What is the potential of “centralized kitchens”? Why are they seen as a potential solution to some of the current barriers for restaurants?
Millennials love convenience. Quick service while being quick is not as convenient as quick service and delivery of food to their doorstep. GrubHub, Door Dash, Uber Eats and others are all trying to find a model to meet this need. The problem is, no one has figured out how to make money yet.
One possible solution is “centralized kitchens”. Most delivery services go to a specific restaurant, pick up a specific order, and deliver to a specific house. Then they start again. Someone has to pay for this service – either the restaurant or the customer, or a combination of the two. The problem is that the cost of this very personalized service is expensive, too expensive for restaurateurs who cannot easily pass the cost on to the customer and too expensive for the customer who does not want to pay a delivery charge equal to or close to the cost. of the meal.
With a centralized kitchen – which is a unique place that houses several food concepts; kitchens, a driver from one of the delivery services can go to one location and collect multiple meals from different restaurants for different customers at the same time. This is a huge time saver for the delivery service as it allows them to make a single stop at the centralized kitchen to serve multiple customers, thus reducing the cost of delivery.
Could this create problems of unfair competition and encroachment for franchisees?
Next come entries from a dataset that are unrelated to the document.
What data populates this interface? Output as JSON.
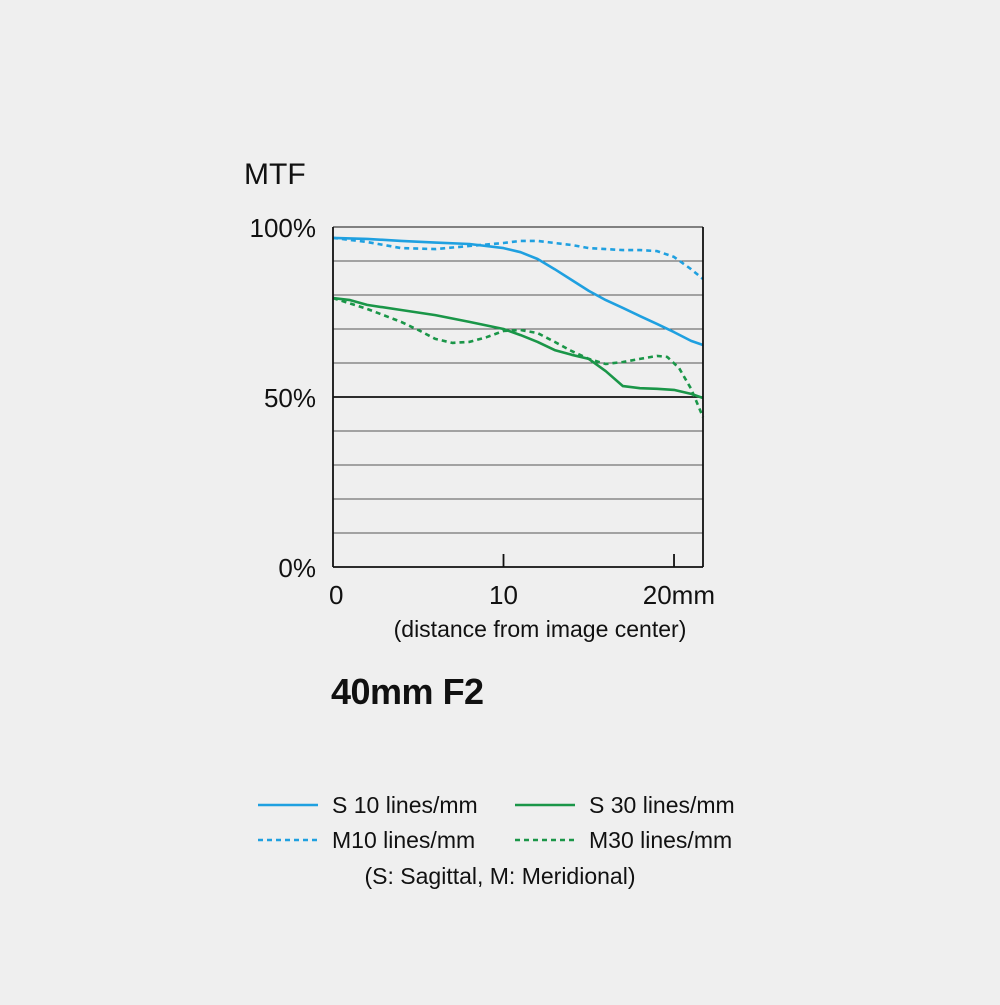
{
  "chart_data": {
    "type": "line",
    "title": "40mm F2",
    "ylabel": "MTF",
    "xlabel": "(distance from image center)",
    "xlim": [
      0,
      21.7
    ],
    "ylim": [
      0,
      100
    ],
    "x_ticks": [
      {
        "value": 0,
        "label": "0"
      },
      {
        "value": 10,
        "label": "10"
      },
      {
        "value": 20,
        "label": "20mm"
      }
    ],
    "y_ticks": [
      {
        "value": 100,
        "label": "100%"
      },
      {
        "value": 50,
        "label": "50%"
      },
      {
        "value": 0,
        "label": "0%"
      }
    ],
    "gridlines_y": [
      10,
      20,
      30,
      40,
      50,
      60,
      70,
      80,
      90,
      100
    ],
    "grid": true,
    "series": [
      {
        "name": "S 10 lines/mm",
        "color": "#1fa0e0",
        "dash": "solid",
        "points": [
          [
            0,
            96.8
          ],
          [
            2,
            96.5
          ],
          [
            4,
            95.9
          ],
          [
            6,
            95.4
          ],
          [
            8,
            95.0
          ],
          [
            10,
            93.8
          ],
          [
            11,
            92.6
          ],
          [
            12,
            90.6
          ],
          [
            13,
            87.6
          ],
          [
            14,
            84.4
          ],
          [
            15,
            81.2
          ],
          [
            16,
            78.5
          ],
          [
            17,
            76.2
          ],
          [
            18,
            73.8
          ],
          [
            19,
            71.5
          ],
          [
            20,
            69.1
          ],
          [
            21,
            66.5
          ],
          [
            21.7,
            65.3
          ]
        ]
      },
      {
        "name": "M10 lines/mm",
        "color": "#1fa0e0",
        "dash": "dashed",
        "points": [
          [
            0,
            96.8
          ],
          [
            2,
            95.6
          ],
          [
            4,
            93.8
          ],
          [
            6,
            93.5
          ],
          [
            8,
            94.4
          ],
          [
            10,
            95.3
          ],
          [
            11,
            95.9
          ],
          [
            12,
            95.9
          ],
          [
            13,
            95.3
          ],
          [
            14,
            94.7
          ],
          [
            15,
            93.8
          ],
          [
            16,
            93.5
          ],
          [
            17,
            93.2
          ],
          [
            18,
            93.2
          ],
          [
            19,
            92.9
          ],
          [
            20,
            91.2
          ],
          [
            21,
            87.6
          ],
          [
            21.7,
            84.7
          ]
        ]
      },
      {
        "name": "S 30 lines/mm",
        "color": "#1a9648",
        "dash": "solid",
        "points": [
          [
            0,
            79.1
          ],
          [
            1,
            78.5
          ],
          [
            2,
            77.1
          ],
          [
            4,
            75.6
          ],
          [
            6,
            74.1
          ],
          [
            8,
            72.1
          ],
          [
            10,
            70.0
          ],
          [
            11,
            68.2
          ],
          [
            12,
            66.2
          ],
          [
            13,
            63.8
          ],
          [
            14,
            62.4
          ],
          [
            15,
            61.2
          ],
          [
            16,
            57.6
          ],
          [
            17,
            53.2
          ],
          [
            18,
            52.6
          ],
          [
            19,
            52.4
          ],
          [
            20,
            52.1
          ],
          [
            21,
            50.9
          ],
          [
            21.7,
            49.7
          ]
        ]
      },
      {
        "name": "M30 lines/mm",
        "color": "#1a9648",
        "dash": "dashed",
        "points": [
          [
            0,
            79.1
          ],
          [
            2,
            75.9
          ],
          [
            4,
            72.1
          ],
          [
            5,
            69.7
          ],
          [
            6,
            67.1
          ],
          [
            7,
            65.9
          ],
          [
            8,
            66.2
          ],
          [
            9,
            67.6
          ],
          [
            10,
            69.4
          ],
          [
            11,
            69.7
          ],
          [
            12,
            68.8
          ],
          [
            13,
            66.2
          ],
          [
            14,
            63.5
          ],
          [
            15,
            61.2
          ],
          [
            16,
            59.7
          ],
          [
            17,
            60.3
          ],
          [
            18,
            61.2
          ],
          [
            19,
            62.1
          ],
          [
            19.6,
            61.8
          ],
          [
            20.3,
            58.5
          ],
          [
            21,
            52.4
          ],
          [
            21.7,
            44.1
          ]
        ]
      }
    ],
    "legend": {
      "placement": "bottom",
      "note": "(S: Sagittal, M: Meridional)"
    }
  }
}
I wouldn’t call this unfair competition since anyone can open a centralized kitchen and anyone can rent space from the centralized kitchen (as long as the franchisor consents). Encroachment is another problem. Franchisees are very sensitive to the same concept of a restaurant opening too close to its existing location. If franchisors allow operators of a central kitchen location to sell into a market where there is already an established full restaurant that is owned and operated by someone else, I guarantee there will be encroachment claims . In addition, it is probably quite conceivable for a centralized kitchen to be able to serve areas much larger than the usual “protected area” granted to a particular restaurant. Thus, a centralized kitchen could theoretically encroach on more than one operator. I suspect this is an issue that will ultimately be resolved as Franchise Concepts figure out how to add this “delivery service” to their menu of options.
What changes are expected to persist after COVID? And what will separate the winners and the losers?
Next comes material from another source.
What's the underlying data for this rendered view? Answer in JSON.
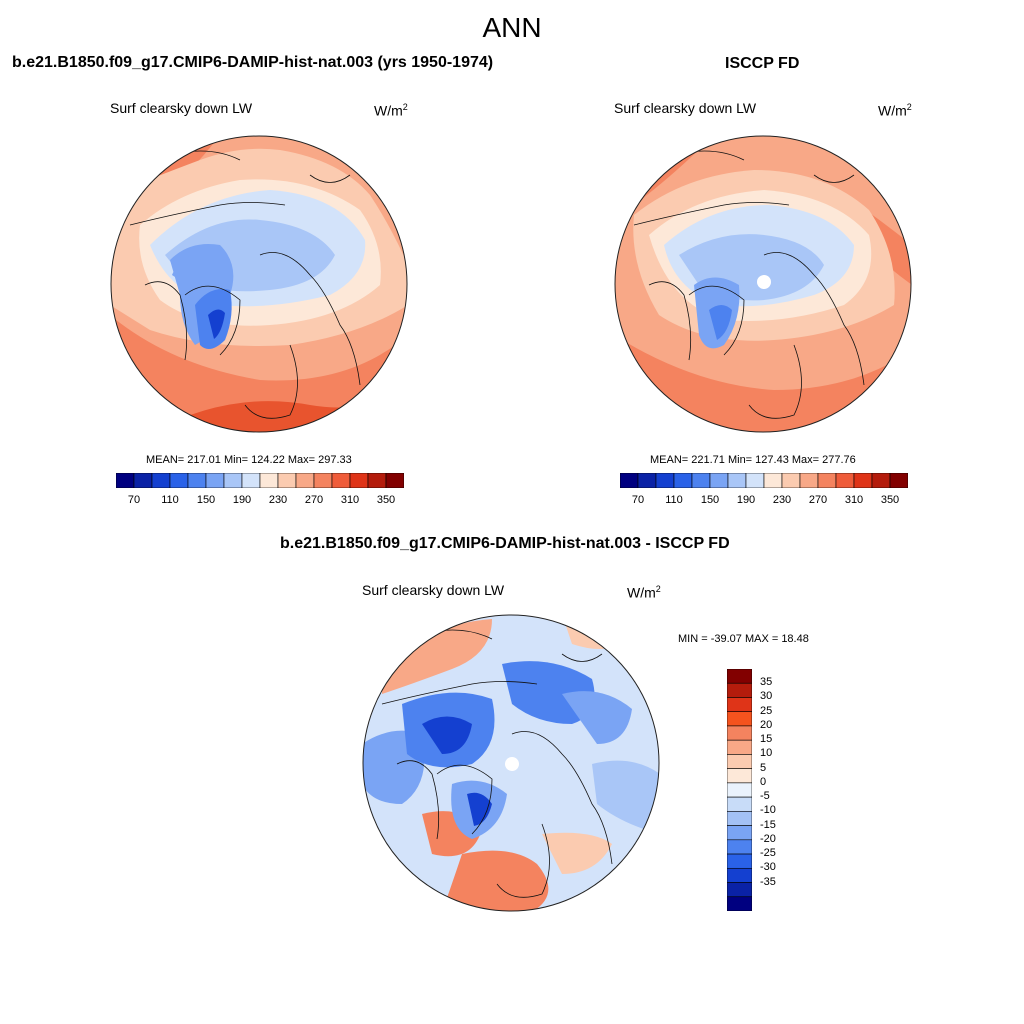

Before COVID, drive-thru represented around 70% of QSR’s gross sales. During COVID, drive-thru, online ordering and delivery accounted for 100% of gross sales. I expect these trends to all increase from the pre-COVID period. Dining room traffic will continue to decline as a percentage of gross sales. The other trend that started before COVID and will continue is that the big owners / operators will be the winners, the little ones and the moms and pops fading from the scene. Large operators have access to capital which enables them to obtain and buy out smaller players as well as develop new locations. This is facilitated by franchisors who favor the larger operators.